Cela pourrait être un refus cohérent avec sa ligne de conduite. D'autres exemples illustrent cette cohérence chez le Cheikh : Il déclina à plusieurs reprises des invitations officielles de hauts responsables coloniaux. Il refusa toute affiliation politique ou récupération par les mouvements modernistes ou nationalistes, bien qu’il ait entretenu des relations respectueuses avec certains de leurs membres. Il écrivit des critiques subtiles de l’Occident et du matérialisme moderne dans ses poèmes et traités, tout en dialoguant avec des intellectuels européens.

Une distinction restée lettre morte ? Il est donc tout à fait plausible que cette décoration n’ait jamais été physiquement remise au Cheikh, ou qu’il l’ait tout simplement ignorée, sans réponse ni réception formelle. Le journal L’Union a peut-être relayé l’annonce officielle comme un fait accompli, sans savoir que le Cheikh lui-même n’en voulait pas. Ce refus, loin d’être un simple geste, devient un acte spirituel fort, exprimé avec la pudeur et la discrétion qui caractérisaient sa démarche.

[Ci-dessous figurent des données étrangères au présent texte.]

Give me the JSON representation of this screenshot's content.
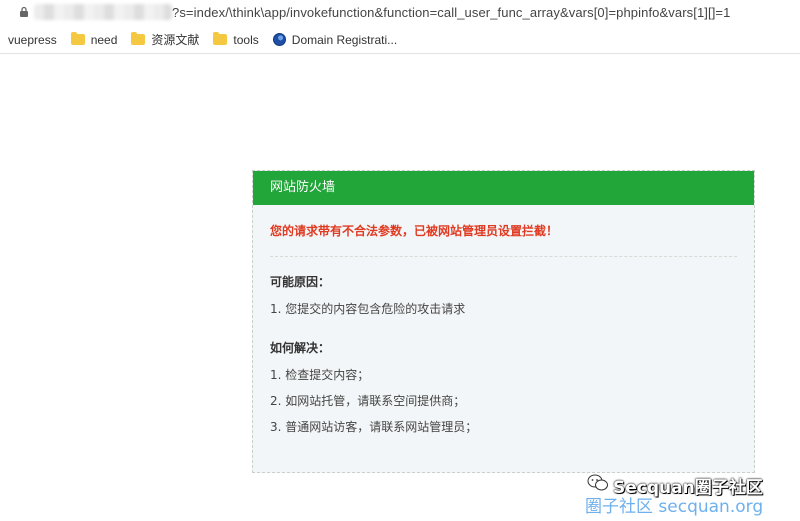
{
  "browser": {
    "url_visible": "?s=index/\\think\\app/invokefunction&function=call_user_func_array&vars[0]=phpinfo&vars[1][]=1",
    "bookmarks": [
      {
        "label": "vuepress",
        "icon": "none"
      },
      {
        "label": "need",
        "icon": "folder-icon"
      },
      {
        "label": "资源文献",
        "icon": "folder-icon"
      },
      {
        "label": "tools",
        "icon": "folder-icon"
      },
      {
        "label": "Domain Registrati...",
        "icon": "globe-icon"
      }
    ]
  },
  "firewall": {
    "title": "网站防火墙",
    "warning": "您的请求带有不合法参数，已被网站管理员设置拦截！",
    "reasons_title": "可能原因：",
    "reasons": [
      "1.  您提交的内容包含危险的攻击请求"
    ],
    "solutions_title": "如何解决：",
    "solutions": [
      "1.  检查提交内容；",
      "2.  如网站托管，请联系空间提供商；",
      "3.  普通网站访客，请联系网站管理员；"
    ]
  },
  "watermark": {
    "line1": "Secquan圈子社区",
    "line2": "圈子社区 secquan.org"
  },
  "colors": {
    "header_green": "#22a539",
    "warning_red": "#e03b22",
    "card_bg": "#f3f6f8"
  }
}
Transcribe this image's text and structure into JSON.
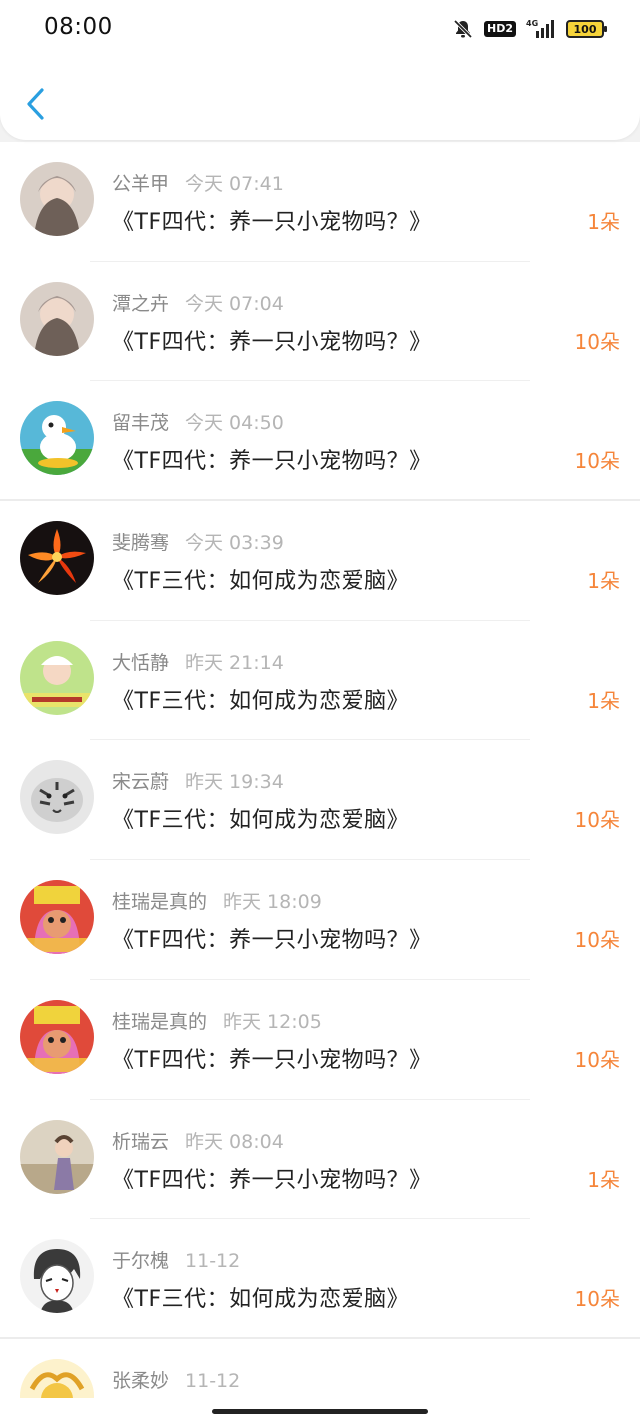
{
  "status_bar": {
    "time": "08:00",
    "network": "4G",
    "hd_label": "HD2",
    "battery": "100"
  },
  "header": {
    "back_icon": "chevron-left-icon",
    "accent_color": "#2a9fe0"
  },
  "colors": {
    "count": "#f5853a",
    "name": "#8a8a8a",
    "timestamp": "#b5b5b5"
  },
  "items": [
    {
      "name": "公羊甲",
      "time": "今天 07:41",
      "title": "《TF四代：养一只小宠物吗？》",
      "count": "1朵",
      "avatar": "portrait-girl-avatar"
    },
    {
      "name": "潭之卉",
      "time": "今天 07:04",
      "title": "《TF四代：养一只小宠物吗？》",
      "count": "10朵",
      "avatar": "portrait-girl-avatar"
    },
    {
      "name": "留丰茂",
      "time": "今天 04:50",
      "title": "《TF四代：养一只小宠物吗？》",
      "count": "10朵",
      "avatar": "cartoon-duck-avatar"
    },
    {
      "name": "斐腾骞",
      "time": "今天 03:39",
      "title": "《TF三代：如何成为恋爱脑》",
      "count": "1朵",
      "avatar": "fire-flower-avatar"
    },
    {
      "name": "大恬静",
      "time": "昨天 21:14",
      "title": "《TF三代：如何成为恋爱脑》",
      "count": "1朵",
      "avatar": "girl-cap-avatar"
    },
    {
      "name": "宋云蔚",
      "time": "昨天 19:34",
      "title": "《TF三代：如何成为恋爱脑》",
      "count": "10朵",
      "avatar": "tiger-avatar"
    },
    {
      "name": "桂瑞是真的",
      "time": "昨天 18:09",
      "title": "《TF四代：养一只小宠物吗？》",
      "count": "10朵",
      "avatar": "cartoon-character-avatar"
    },
    {
      "name": "桂瑞是真的",
      "time": "昨天 12:05",
      "title": "《TF四代：养一只小宠物吗？》",
      "count": "10朵",
      "avatar": "cartoon-character-avatar"
    },
    {
      "name": "析瑞云",
      "time": "昨天 08:04",
      "title": "《TF四代：养一只小宠物吗？》",
      "count": "1朵",
      "avatar": "child-photo-avatar"
    },
    {
      "name": "于尔槐",
      "time": "11-12",
      "title": "《TF三代：如何成为恋爱脑》",
      "count": "10朵",
      "avatar": "anime-sketch-avatar"
    },
    {
      "name": "张柔妙",
      "time": "11-12",
      "title": "",
      "count": "",
      "avatar": "golden-character-avatar"
    }
  ]
}
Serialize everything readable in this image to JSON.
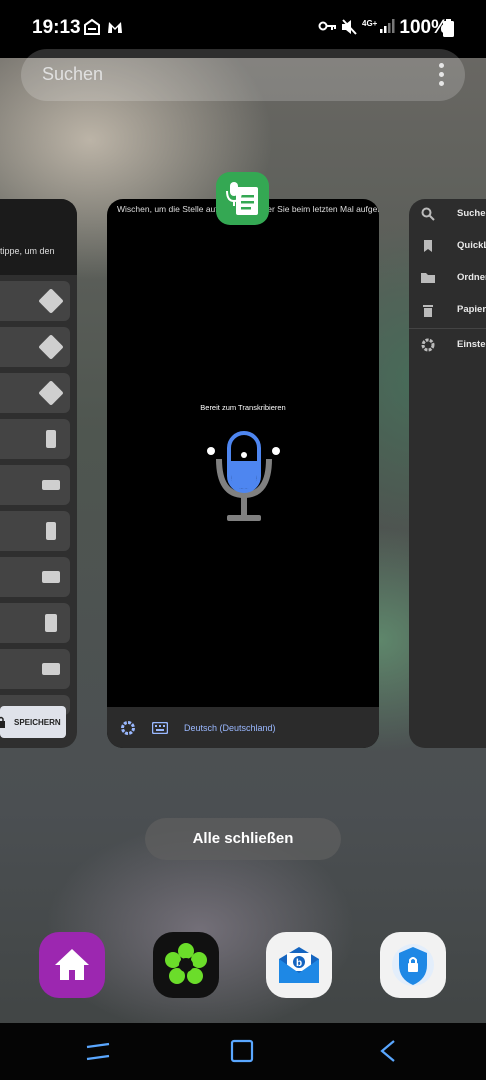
{
  "status_bar": {
    "time": "19:13",
    "battery": "100%",
    "network": "4G+",
    "left_icons": [
      "inbox-icon",
      "malwarebytes-icon"
    ],
    "right_icons": [
      "vpn-key-icon",
      "mute-icon",
      "signal-icon",
      "battery-icon"
    ]
  },
  "search": {
    "placeholder": "Suchen"
  },
  "left_card": {
    "hint": "tippe, um den",
    "save_label": "SPEICHERN"
  },
  "center_card": {
    "hint": "Wischen, um die Stelle aufzurufen, an der Sie beim letzten Mal aufgehört hast",
    "status": "Bereit zum Transkribieren",
    "language": "Deutsch (Deutschland)",
    "mic_color": "#4e86f0"
  },
  "right_card": {
    "items": [
      {
        "icon": "search-icon",
        "label": "Suche"
      },
      {
        "icon": "bookmark-icon",
        "label": "QuickL"
      },
      {
        "icon": "folder-icon",
        "label": "Ordner"
      },
      {
        "icon": "trash-icon",
        "label": "Papier"
      },
      {
        "icon": "settings-icon",
        "label": "Einstel"
      }
    ]
  },
  "close_all": "Alle schließen",
  "dock": [
    {
      "name": "home-app",
      "color": "#9c27b0"
    },
    {
      "name": "icq-app",
      "color": "#111111"
    },
    {
      "name": "bluemail-app",
      "color": "#1565c0"
    },
    {
      "name": "vpn-shield-app",
      "color": "#1976d2"
    }
  ]
}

L’annonce de sa décoration par l’ordre royal de l’Étoile d’Anjouan en 1927 semble avoir été une initiative unilatérale des autorités coloniales, désireuses de reconnaître un homme d’influence. Mais le silence du Cheikh, ou son probable refus, en dit long sur sa posture indépendante, éthique et spirituelle. Ce geste discret, dans un contexte où tant d’élites cherchaient à plaire ou à composer avec le pouvoir, confirme que Cheikh Alawi restait fidèle à sa voie : celle de la sincérité intérieure, de la liberté d’âme, et de la fidélité à Dieu seul.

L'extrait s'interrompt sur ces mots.